Baan Unrak is a non-profit humanitarian organization that supports children and single mothers in Sangkhla Buri, Kanchanaburi Province, Thailand. It incorporates the Baan Unrak Children’s home, Primary School, and community development projects such as a weaving center where single mothers make handicrafts and earn a fair wage.

== Baan Unrak Children's Home ==
The children's home was founded in 1991 as a home for orphans and destitute children. It is currently home to over 140 children, as well as several single mothers. All of the mothers and 80% of the children at Baan Unrak are refugees from Myanmar (or Burma) which borders the district.

The children are taught to lead a vegetarian lifestyle and practice meditation and yoga regularly. Besides receiving an education, they are engaged in various holistic activities such as gardening, art, music and dance.

== Baan Unrak Primary School ==
The primary school was opened in 2005 and is a fully accredited school in Thailand. It was created to provide an education for children that face significant barriers attending Thai government schools. Many of the children are immigrants from Burma, and several are many years behind the normal grade level for their age. The school specializes in offering a holistic education, teaching through stories, plays, traditional dance and various activities.

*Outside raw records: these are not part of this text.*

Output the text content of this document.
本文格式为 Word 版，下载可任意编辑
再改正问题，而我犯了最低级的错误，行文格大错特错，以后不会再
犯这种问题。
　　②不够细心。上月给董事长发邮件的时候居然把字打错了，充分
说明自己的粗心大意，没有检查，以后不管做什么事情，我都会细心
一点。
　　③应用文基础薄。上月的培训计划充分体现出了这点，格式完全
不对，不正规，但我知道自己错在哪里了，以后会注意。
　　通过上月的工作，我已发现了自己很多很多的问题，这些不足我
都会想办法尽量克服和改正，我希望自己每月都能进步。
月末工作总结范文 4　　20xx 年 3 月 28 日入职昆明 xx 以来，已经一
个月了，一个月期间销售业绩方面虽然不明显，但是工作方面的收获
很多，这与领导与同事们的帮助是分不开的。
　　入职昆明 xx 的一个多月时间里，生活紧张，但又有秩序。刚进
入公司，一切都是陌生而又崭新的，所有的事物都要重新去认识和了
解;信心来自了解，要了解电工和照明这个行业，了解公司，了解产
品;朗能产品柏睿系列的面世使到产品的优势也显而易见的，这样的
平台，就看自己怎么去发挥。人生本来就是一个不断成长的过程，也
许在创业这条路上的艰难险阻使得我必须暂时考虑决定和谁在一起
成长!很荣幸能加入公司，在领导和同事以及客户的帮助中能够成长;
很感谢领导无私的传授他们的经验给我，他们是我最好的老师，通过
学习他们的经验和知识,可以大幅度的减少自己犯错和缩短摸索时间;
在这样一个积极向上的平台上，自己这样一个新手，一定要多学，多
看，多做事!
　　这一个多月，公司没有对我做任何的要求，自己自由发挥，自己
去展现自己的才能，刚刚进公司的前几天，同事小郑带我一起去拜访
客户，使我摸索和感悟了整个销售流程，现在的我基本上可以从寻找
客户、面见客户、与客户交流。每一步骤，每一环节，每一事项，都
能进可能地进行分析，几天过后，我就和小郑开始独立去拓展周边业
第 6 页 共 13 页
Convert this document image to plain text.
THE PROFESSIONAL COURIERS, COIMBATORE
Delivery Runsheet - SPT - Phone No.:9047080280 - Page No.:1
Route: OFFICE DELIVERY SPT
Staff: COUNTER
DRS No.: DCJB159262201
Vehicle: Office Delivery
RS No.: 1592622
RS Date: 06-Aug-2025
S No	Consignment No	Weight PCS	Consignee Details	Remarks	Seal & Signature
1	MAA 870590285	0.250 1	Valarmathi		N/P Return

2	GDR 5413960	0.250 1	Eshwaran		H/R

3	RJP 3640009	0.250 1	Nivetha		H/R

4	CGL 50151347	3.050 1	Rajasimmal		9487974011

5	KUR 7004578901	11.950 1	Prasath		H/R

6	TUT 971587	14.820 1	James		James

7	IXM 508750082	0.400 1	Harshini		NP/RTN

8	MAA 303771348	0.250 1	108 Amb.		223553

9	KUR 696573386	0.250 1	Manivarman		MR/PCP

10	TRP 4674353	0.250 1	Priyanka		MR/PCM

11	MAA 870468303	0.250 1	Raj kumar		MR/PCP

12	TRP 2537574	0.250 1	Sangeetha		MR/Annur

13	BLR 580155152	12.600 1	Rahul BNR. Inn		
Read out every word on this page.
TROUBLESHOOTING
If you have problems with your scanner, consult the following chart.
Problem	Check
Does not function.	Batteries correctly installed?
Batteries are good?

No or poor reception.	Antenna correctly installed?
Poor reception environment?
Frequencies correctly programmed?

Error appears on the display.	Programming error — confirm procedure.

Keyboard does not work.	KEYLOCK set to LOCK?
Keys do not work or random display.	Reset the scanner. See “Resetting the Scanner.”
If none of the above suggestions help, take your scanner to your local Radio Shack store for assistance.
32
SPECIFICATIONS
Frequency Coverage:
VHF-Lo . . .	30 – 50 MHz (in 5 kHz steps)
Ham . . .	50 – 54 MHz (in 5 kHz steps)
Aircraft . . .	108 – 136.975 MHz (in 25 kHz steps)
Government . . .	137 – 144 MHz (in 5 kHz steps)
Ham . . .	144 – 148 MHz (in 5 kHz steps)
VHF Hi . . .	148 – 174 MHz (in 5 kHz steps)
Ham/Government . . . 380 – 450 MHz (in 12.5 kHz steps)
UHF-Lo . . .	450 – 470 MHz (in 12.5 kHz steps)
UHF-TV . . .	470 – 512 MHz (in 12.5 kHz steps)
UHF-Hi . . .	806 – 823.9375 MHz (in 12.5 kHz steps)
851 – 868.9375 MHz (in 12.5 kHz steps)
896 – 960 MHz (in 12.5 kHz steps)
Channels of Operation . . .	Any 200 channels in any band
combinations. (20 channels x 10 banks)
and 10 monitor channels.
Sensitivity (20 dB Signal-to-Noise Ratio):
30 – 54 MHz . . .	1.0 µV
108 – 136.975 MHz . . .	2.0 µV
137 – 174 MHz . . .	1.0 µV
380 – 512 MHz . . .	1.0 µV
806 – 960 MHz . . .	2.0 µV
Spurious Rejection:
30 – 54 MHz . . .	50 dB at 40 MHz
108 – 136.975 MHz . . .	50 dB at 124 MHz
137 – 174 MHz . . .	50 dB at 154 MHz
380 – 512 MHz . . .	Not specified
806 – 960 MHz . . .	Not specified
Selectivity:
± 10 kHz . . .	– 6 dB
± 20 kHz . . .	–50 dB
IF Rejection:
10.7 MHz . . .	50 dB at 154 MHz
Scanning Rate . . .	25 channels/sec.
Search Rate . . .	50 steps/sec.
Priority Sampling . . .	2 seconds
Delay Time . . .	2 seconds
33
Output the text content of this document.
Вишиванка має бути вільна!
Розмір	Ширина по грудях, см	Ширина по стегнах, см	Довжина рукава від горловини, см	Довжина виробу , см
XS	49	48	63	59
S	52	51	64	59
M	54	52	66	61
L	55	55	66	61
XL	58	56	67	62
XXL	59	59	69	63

== Women’s Weaving Center ==
Baan Unrak offers support services to single mothers who are struggling to provide for their children. Mothers are able to stay at the children’s home with their children and work in the weaving center where they earn a fair wage and can save for the future. The handicrafts are sold at one of the three Baan Unrak clothing stores located in Sangkhlaburi.

== Community Relief ==
Teenagers living at the children’s home are in charge of the community relief project to distribute rice, milk and blankets to remote villages in the Sangkhlaburi region. For households without an able-bodied man, the teenagers rebuild their roof-tops before the rainy season.

== Animal Rescue Centre ==

Run by Gemma Ashford, UK actress and social photographer - Gemma Ashford Photography, the Baan Unrak Animal Sanctuary*, was established to control and care for the large feral dog population in Sangkhlaburi and environs. It is sponsored by private donation support and the following the organisations, the Worldwide Veterinary Service, The Humane Society and Lush cosmetics.